I now have some working code that does both parallel (coarray) and asynchronous read/writes to a single file, of different records. It’s not too different from the above code, but I’ll include it at the bottom for completeness.
I obtain the expected output, which is a good sign. As Ron points out however, this is possibly luck.
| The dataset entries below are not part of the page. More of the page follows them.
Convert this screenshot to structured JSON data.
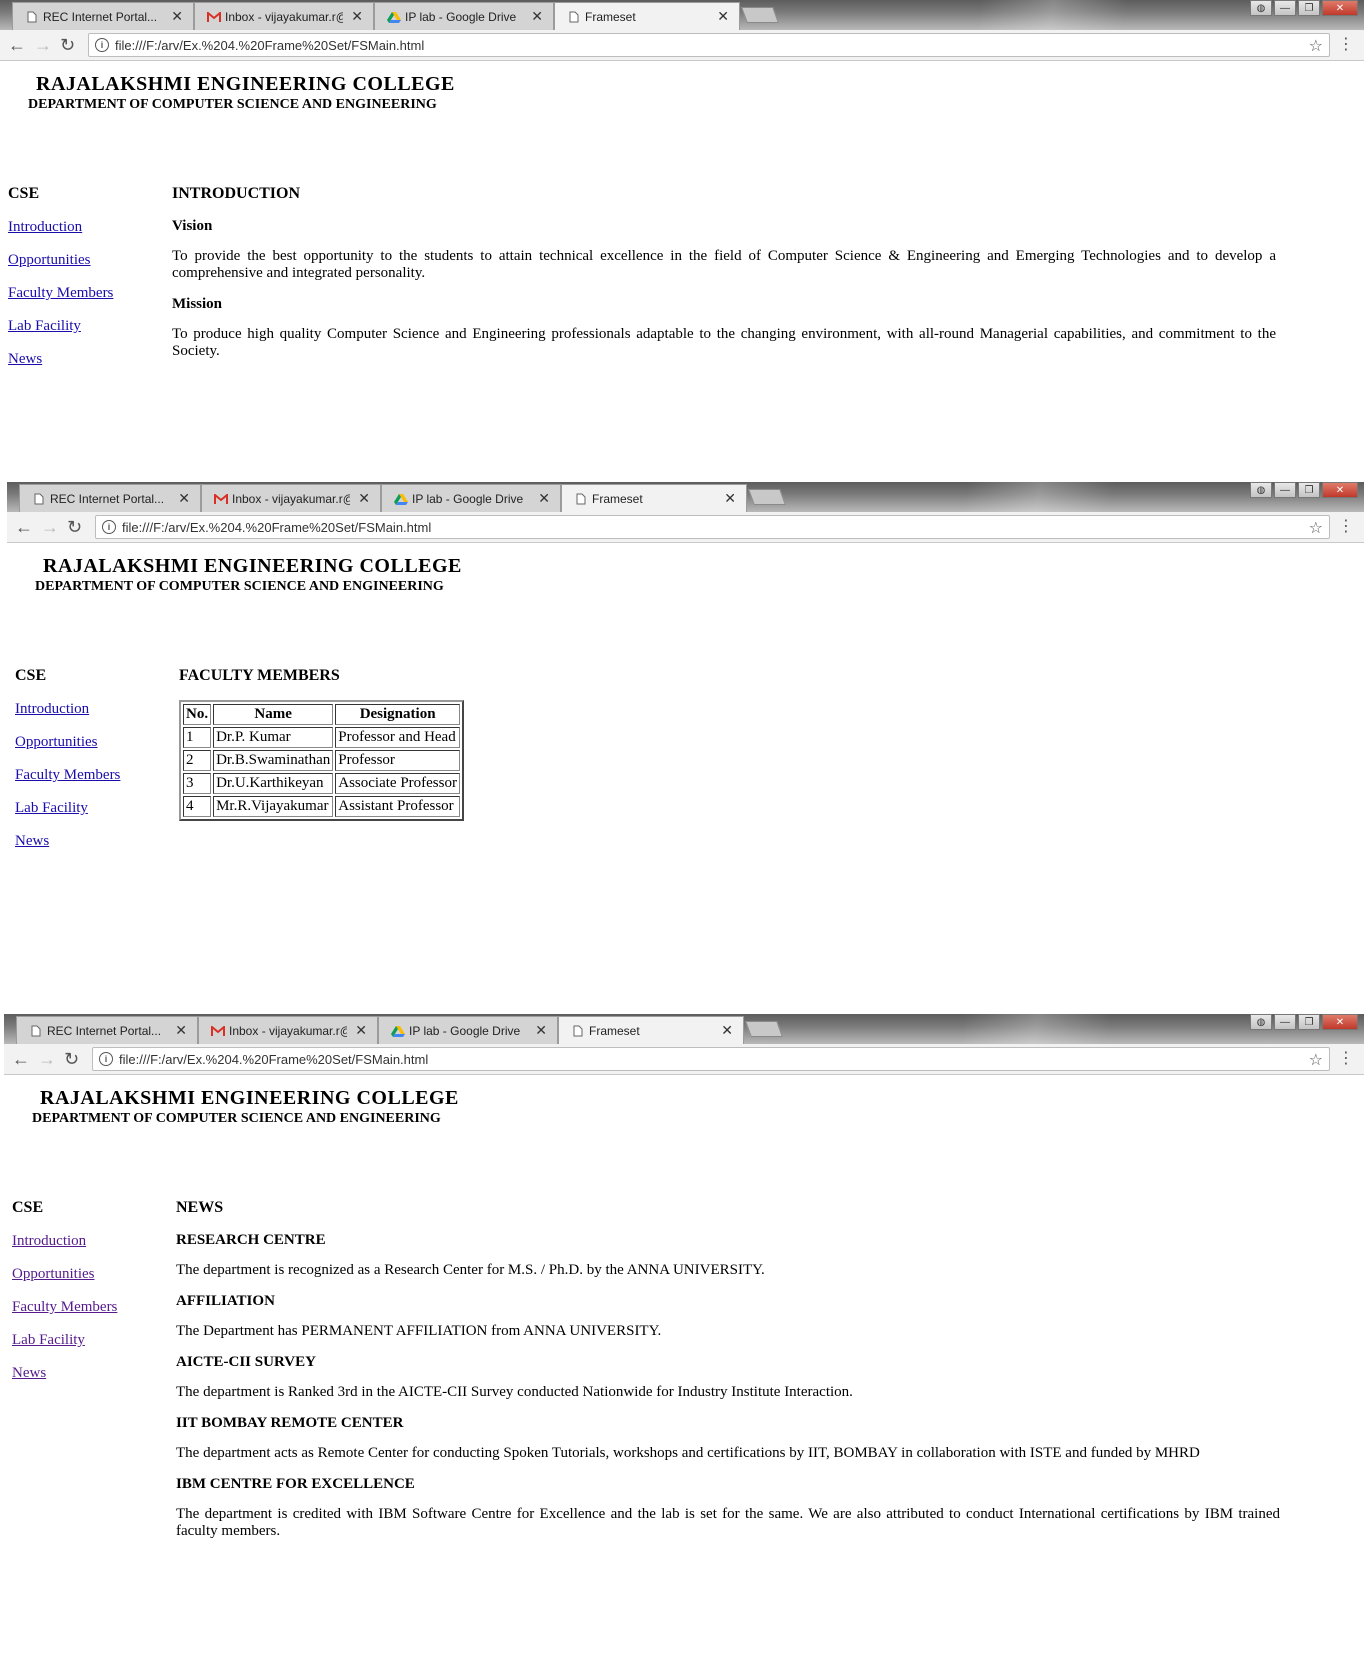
{
  "browser": {
    "tabs": [
      {
        "title": "REC Internet Portal...",
        "icon": "page-icon"
      },
      {
        "title": "Inbox - vijayakumar.r@ra",
        "icon": "gmail-icon"
      },
      {
        "title": "IP lab - Google Drive",
        "icon": "drive-icon"
      },
      {
        "title": "Frameset",
        "icon": "page-icon"
      }
    ],
    "url": "file:///F:/arv/Ex.%204.%20Frame%20Set/FSMain.html",
    "close_glyph": "✕"
  },
  "page": {
    "college": "RAJALAKSHMI ENGINEERING COLLEGE",
    "department": "DEPARTMENT OF COMPUTER SCIENCE AND ENGINEERING",
    "sidebar": {
      "heading": "CSE",
      "links": [
        "Introduction",
        "Opportunities",
        "Faculty Members",
        "Lab Facility",
        "News"
      ]
    }
  },
  "intro": {
    "heading": "INTRODUCTION",
    "vision_heading": "Vision",
    "vision_text": "To provide the best opportunity to the students to attain technical excellence in the field of Computer Science & Engineering and Emerging Technologies and to develop a comprehensive and integrated personality.",
    "mission_heading": "Mission",
    "mission_text": "To produce high quality Computer Science and Engineering professionals adaptable to the changing environment, with all-round Managerial capabilities, and commitment to the Society."
  },
  "faculty": {
    "heading": "FACULTY MEMBERS",
    "columns": [
      "No.",
      "Name",
      "Designation"
    ],
    "rows": [
      [
        "1",
        "Dr.P. Kumar",
        "Professor and Head"
      ],
      [
        "2",
        "Dr.B.Swaminathan",
        "Professor"
      ],
      [
        "3",
        "Dr.U.Karthikeyan",
        "Associate Professor"
      ],
      [
        "4",
        "Mr.R.Vijayakumar",
        "Assistant Professor"
      ]
    ]
  },
  "news": {
    "heading": "NEWS",
    "items": [
      {
        "title": "RESEARCH CENTRE",
        "text": "The department is recognized as a Research Center for M.S. / Ph.D. by the ANNA UNIVERSITY."
      },
      {
        "title": "AFFILIATION",
        "text": "The Department has PERMANENT AFFILIATION from ANNA UNIVERSITY."
      },
      {
        "title": "AICTE-CII SURVEY",
        "text": "The department is Ranked 3rd in the AICTE-CII Survey conducted Nationwide for Industry Institute Interaction."
      },
      {
        "title": "IIT BOMBAY REMOTE CENTER",
        "text": "The department acts as Remote Center for conducting Spoken Tutorials, workshops and certifications by IIT, BOMBAY in collaboration with ISTE and funded by MHRD"
      },
      {
        "title": "IBM CENTRE FOR EXCELLENCE",
        "text": "The department is credited with IBM Software Centre for Excellence and the lab is set for the same. We are also attributed to conduct International certifications by IBM trained faculty members."
      }
    ]
  }
}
I ran it 20 times and did not see any errors, but a stress test (large files of small records) may yield the behavior Ron is alluding to.
program main
implicit none
integer, parameter :: blocks_per_image = 2**16
integer, parameter :: block_size = 2**10
real, dimension(block_size) :: x, y
integer :: in_circle[*], unit[*] ! an integer but each image has a different local copy
integer :: i, n_circle, n_total, rec_len, io_id
real :: step, xfrom
n_total = blocks_per_image * block_size * num_images()
step = 1./real(num_images())
xfrom = (this_image() - 1) * step
inquire(iolength=rec_len) in_circle, n_total
open(newunit=unit,file='output.txt',form='UNFORMATTED',access='DIRECT',recl=rec_len, asynchronous='yes')
in_circle = 0
do i=1, blocks_per_image
call random_number(x)
call random_number(y)
in_circle = in_circle + count((xfrom + step * x)** 2 + y**2 < 1.)
end do
write(unit,rec=this_image(), asynchronous='yes') in_circle, n_total
sync all
close(unit) ! async operations finish before it closes
! Reset in_circle, n_total to make sure we read values
in_circle = 10
n_total = 10
open(newunit=unit,file='output.txt',form='UNFORMATTED',access='DIRECT', action='READ', recl=rec_len, status='OLD', asynchronous='yes')
read(unit,rec=this_image(), asynchronous='yes', id=io_id) in_circle, n_total
! can in principle do computations here, so long as they don't need in_circle, n_total
wait(unit=unit, id=io_id) ! need to wait before printing this, to let asynchronous read complete. unit specifies fileunit, id specifies which particular IO operation.
write(*,*), this_image(), " reads in_circle and n_total: ", in_circle, n_total
sync all
close(unit)
end program main